Francesco Molinari, whose win over Phil Mickelson confirmed the return of the trophy, became the first European to win five points from five, while Sergio Garcia passed Sir Nick Faldo’s mark to become the most successful player in Ryder Cup history with his win over Rickie Fowler.
“I’ve played two Ryder Cups before and I hadn’t won a match – I’d been carried by the other guys – so it was about time I was able to help them,” said Molinari.
“It wasn’t about one guy. I’m just so proud of everyone in the team. It’s an amazing group of guys. This team has been incredible from the start.
“We were determined to do the job. Nothing was going to stop us. You could see on Monday when we got together it wasn’t ending any other way.
“Any one of us would have deserved to claim the winning point – I was almost hoping it would be Sergio because to become the leading Ryder Cup pointscorer is an incredible achievement.”
Garcia promised Bjorn three points when he picked him as a wildcard and delivered his third of the contest yesterday.

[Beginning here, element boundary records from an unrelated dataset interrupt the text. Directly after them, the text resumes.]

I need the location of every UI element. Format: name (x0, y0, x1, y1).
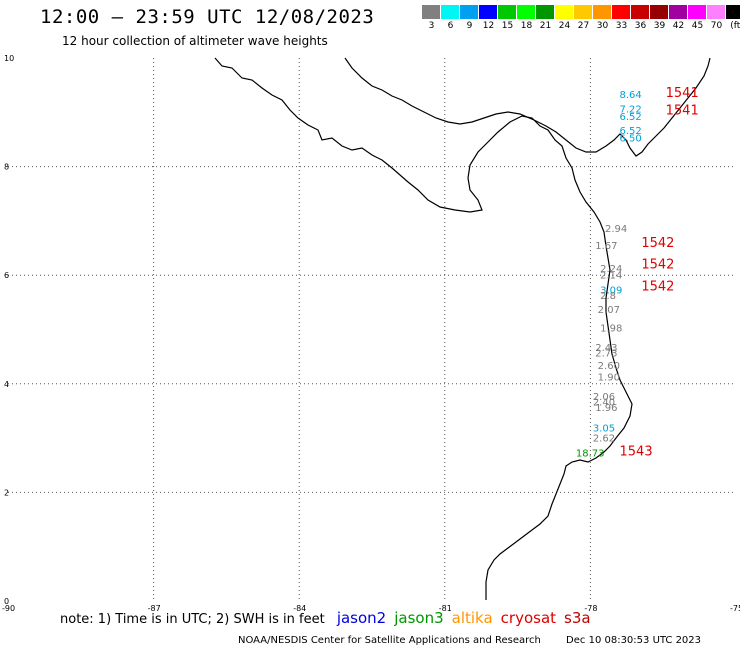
wave-height-value: 2.24 (600, 264, 622, 275)
legend-label: 18 (520, 21, 533, 31)
lon-tick-label: -78 (584, 604, 597, 613)
legend-swatch (593, 5, 612, 19)
lat-tick-label: 0 (4, 597, 9, 606)
legend-swatch (612, 5, 631, 19)
footer-row: note: 1) Time is in UTC; 2) SWH is in fe… (60, 609, 591, 627)
satellite-label-altika: altika (451, 609, 493, 627)
legend-label: 70 (710, 21, 723, 31)
axis-ticks: 10 8 6 4 2 0-90 -87 -84 -81 -78 -75 (2, 54, 740, 613)
footer-note: note: 1) Time is in UTC; 2) SWH is in fe… (60, 612, 325, 627)
map-grid (8, 58, 736, 601)
orbit-pass-label: 1542 (641, 258, 674, 273)
legend-label: 45 (691, 21, 704, 31)
satellite-legend: jason2 jason3 altika cryosat s3a (329, 609, 591, 627)
legend-swatch (498, 5, 517, 19)
legend-label: 9 (466, 21, 473, 31)
wave-height-value: 6.52 (620, 126, 642, 137)
orbit-pass-label: 1542 (641, 279, 674, 294)
coastline (214, 57, 711, 600)
legend-swatch (460, 5, 479, 19)
legend-color-bar (422, 5, 740, 19)
satellite-label-s3a: s3a (564, 609, 591, 627)
legend-label: (ft) (730, 21, 740, 31)
wave-height-value: 2.62 (593, 433, 615, 444)
legend-swatch (707, 5, 726, 19)
legend-label: 24 (558, 21, 571, 31)
legend-label: 30 (596, 21, 609, 31)
legend-swatch (555, 5, 574, 19)
orbit-pass-label: 1541 (666, 86, 699, 101)
wave-height-value: 2.40 (593, 398, 615, 409)
lon-tick-label: -90 (2, 604, 15, 613)
map-title: 12:00 – 23:59 UTC 12/08/2023 (40, 6, 375, 28)
wave-height-value: 6.52 (620, 112, 642, 123)
wave-height-value: 1.90 (598, 373, 620, 384)
legend-swatch (631, 5, 650, 19)
coastline-caribbean (344, 57, 711, 157)
wave-height-value: 2.73 (595, 349, 617, 360)
legend-label: 33 (615, 21, 628, 31)
satellite-label-jason2: jason2 (336, 609, 387, 627)
map-subtitle: 12 hour collection of altimeter wave hei… (62, 34, 328, 48)
legend-label: 6 (447, 21, 454, 31)
wave-height-value: 18.73 (576, 449, 605, 460)
wave-height-value: 2.8 (600, 291, 616, 302)
legend-label: 27 (577, 21, 590, 31)
generated-timestamp: Dec 10 08:30:53 UTC 2023 (566, 635, 702, 646)
legend-label: 3 (428, 21, 435, 31)
lat-tick-label: 4 (4, 380, 9, 389)
legend-swatch (574, 5, 593, 19)
lat-tick-label: 10 (4, 54, 14, 63)
legend-swatch (726, 5, 740, 19)
wave-height-value: 2.07 (598, 305, 620, 316)
coastline-pacific (214, 57, 633, 600)
legend-label: 21 (539, 21, 552, 31)
wave-height-value: 2.43 (595, 343, 617, 354)
pass-labels: 1541 1541 1542 1542 1542 1543 (620, 86, 699, 459)
legend-swatch (517, 5, 536, 19)
wave-height-value: 2.94 (605, 224, 627, 235)
wave-height-value: 1.96 (595, 403, 617, 414)
satellite-label-jason3: jason3 (394, 609, 444, 627)
legend-label: 36 (634, 21, 647, 31)
wave-height-value: 2.06 (593, 392, 615, 403)
lon-tick-label: -75 (730, 604, 740, 613)
lat-tick-label: 8 (4, 163, 9, 172)
orbit-pass-label: 1543 (620, 444, 653, 459)
satellite-label-cryosat: cryosat (500, 609, 557, 627)
lon-tick-label: -84 (293, 604, 306, 613)
lat-tick-label: 6 (4, 271, 9, 280)
orbit-pass-label: 1541 (666, 103, 699, 118)
credit-text: NOAA/NESDIS Center for Satellite Applica… (238, 635, 541, 646)
legend-swatch (688, 5, 707, 19)
wave-height-value: 7.22 (620, 104, 642, 115)
credits-line: NOAA/NESDIS Center for Satellite Applica… (238, 635, 701, 646)
lon-tick-label: -81 (439, 604, 452, 613)
legend-label: 15 (501, 21, 514, 31)
wave-height-value: 1.98 (600, 324, 622, 335)
legend-swatch (669, 5, 688, 19)
wave-height-value: 6.50 (620, 134, 642, 145)
legend-label: 42 (672, 21, 685, 31)
legend-swatch (441, 5, 460, 19)
wave-height-value: 2.60 (598, 361, 620, 372)
wave-height-value: 8.64 (620, 90, 642, 101)
orbit-pass-label: 1542 (641, 236, 674, 251)
legend-swatch (479, 5, 498, 19)
legend-label: 12 (482, 21, 495, 31)
lat-tick-label: 2 (4, 488, 9, 497)
legend-label: 39 (653, 21, 666, 31)
wave-observations: 8.647.226.526.526.502.941.672.242.143.09… (576, 90, 642, 459)
wave-height-value: 2.14 (600, 270, 622, 281)
wave-height-value: 1.67 (595, 241, 617, 252)
wave-height-value: 3.05 (593, 424, 615, 435)
lon-tick-label: -87 (148, 604, 161, 613)
legend-swatch (536, 5, 555, 19)
legend-swatch (422, 5, 441, 19)
legend-swatch (650, 5, 669, 19)
wave-height-value: 3.09 (600, 286, 622, 297)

“Sergio’s Ryder Cup story tells its own, it’s a whole thing of its own, and it’s a brilliant story. It’s a fantastic achievement,” said Bjorn.
“He is very much the centre of what we do, he is right in the middle of everything.”
Poulter, another of Bjorn’s wildcards, was in tears afterwards as he hugged his son Luke.
“I can’t quantify how much it means. You see it in the emotion when we hole putts and you see it in the emotion of the fans,” he said.
“To be able to represent Europe is extremely special; to be able to win this thing back is even more special.”
For the Americans it was a sixth successive away defeat and a humiliation for two of their grandees, Tiger Woods and Phil Mickelson. Neither scored a point.
It was the first time Woods, who appeared exhausted afterwards and struggled to put coherent sentences together, had drawn a blank at a Ryder Cup.
“We obviously didn’t win the cup. We didn’t execute like we had planned and wanted to,” said Woods.
“For me personally, I went 0-4 which is obviously very disappointing. To have a Ryder Cup end that way, for me personally, doesn’t feel very good because I didn’t help my team-mates earn any points.”